A questão que lhe quero colocar tem a ver com a necessidade de ponderarmos o artigo 18.º e os efeitos perversos que poderá ter relativamente aos bailarinos.

Ainda relacionado com o âmbito desta proposta, foi colocada uma questão que tem a ver com a abrangência a outros trabalhadores que não aqueles que estão tipificados no n.º 2 do artigo 1.º, nomeadamente quando este regime lhes possa ser mais favorável.

Para terminar, quero colocar-lhe uma última questão, que também já foi levantada e que para nós é importante.

A situação que se vive, hoje, no sector das artes do espectáculo não pode mais ser adiada. Portanto, o PCP entende que a previsão do artigo 21.º da proposta de lei, relativa à regulamentação num diploma posterior das questões relacionadas com a segurança social, tem condições para ficar definida já, aquando da discussão em sede de especialidade, pelo que gostaríamos que o Governo desse algum sinal no sentido da sua disponibilidade para resolver esta questão.

(...)

Sr. Presidente,
Sr.ª Deputada Ana Zita Gomes,

A sua intervenção, antes de mais, causa-nos alguma perplexidade porque o PSD esteve no governo antes do actual Governo do Partido Socialista... Sabemos que talvez tenhamos de ouvir outra vez a desculpa de que tiveram o seu mandato interrompido a meio, mas posso dizer-lhe que, por parte do PCP, preparámos a proposta que aqui temos com menos tempo do que aquele que os senhores tiveram no último governo.

Portanto, a falta de tempo não é desculpa para não haver iniciativa! A verdade é que hoje, neste debate, registamos, mais uma vez, a ausência de qualquer iniciativa do PSD e, ainda assim, a Sr.ª Deputada traz-nos aqui uma posição um tanto ou quanto amorfa de que o PSD não inviabilizará a iniciativa que o PCP apresenta, mas que esta peca por algum voluntarismo.

Assim sendo, Sr.ª Deputada, pergunto-lhe o seguinte: a proposta do PCP peca por voluntarismo em quê?
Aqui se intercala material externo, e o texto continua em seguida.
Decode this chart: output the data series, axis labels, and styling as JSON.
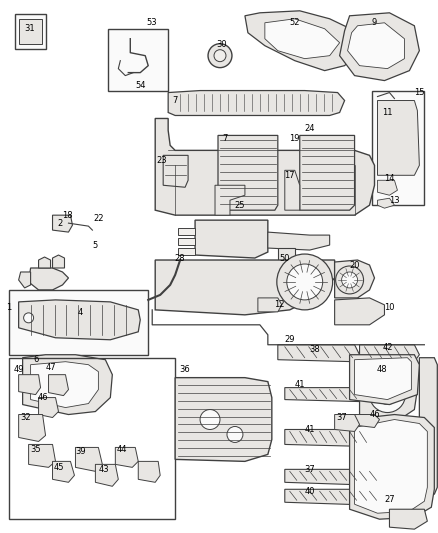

Porque prevê a necessidade de um contrato de trabalho para trabalhadores que hoje não têm contrato de trabalho e são remetidos para vínculos laborais precários?!

É voluntarista em quê? Porque prevê a protecção social nas situações de desemprego, de maternidade, de doença, quando estes trabalhadores são afectados por estas situações?!

Sr.ª Deputada, compreendo o relato que aqui nos trouxe nas vantagens que o PSD vê na regulação e no funcionamento do mercado, e dessas concepções personalistas ou individualistas do funcionamento e do desenvolvimento da sociedade que, obviamente, distanciam estas bancadas de uma ponta do universo à outra, mas não podemos compreender que o PSD - e gostava que a Sr.ª Deputada corrigisse esta informação se ela estiver errada - se abstenha de tomar uma posição relativamente àquilo que é uma necessidade de garantir a estes trabalhadores o reconhecimento e os direitos que têm todos os outros trabalhadores e que a sua situação, que é de uma fragilidade brutal, exige nesta realidade com que estamos hoje confrontados.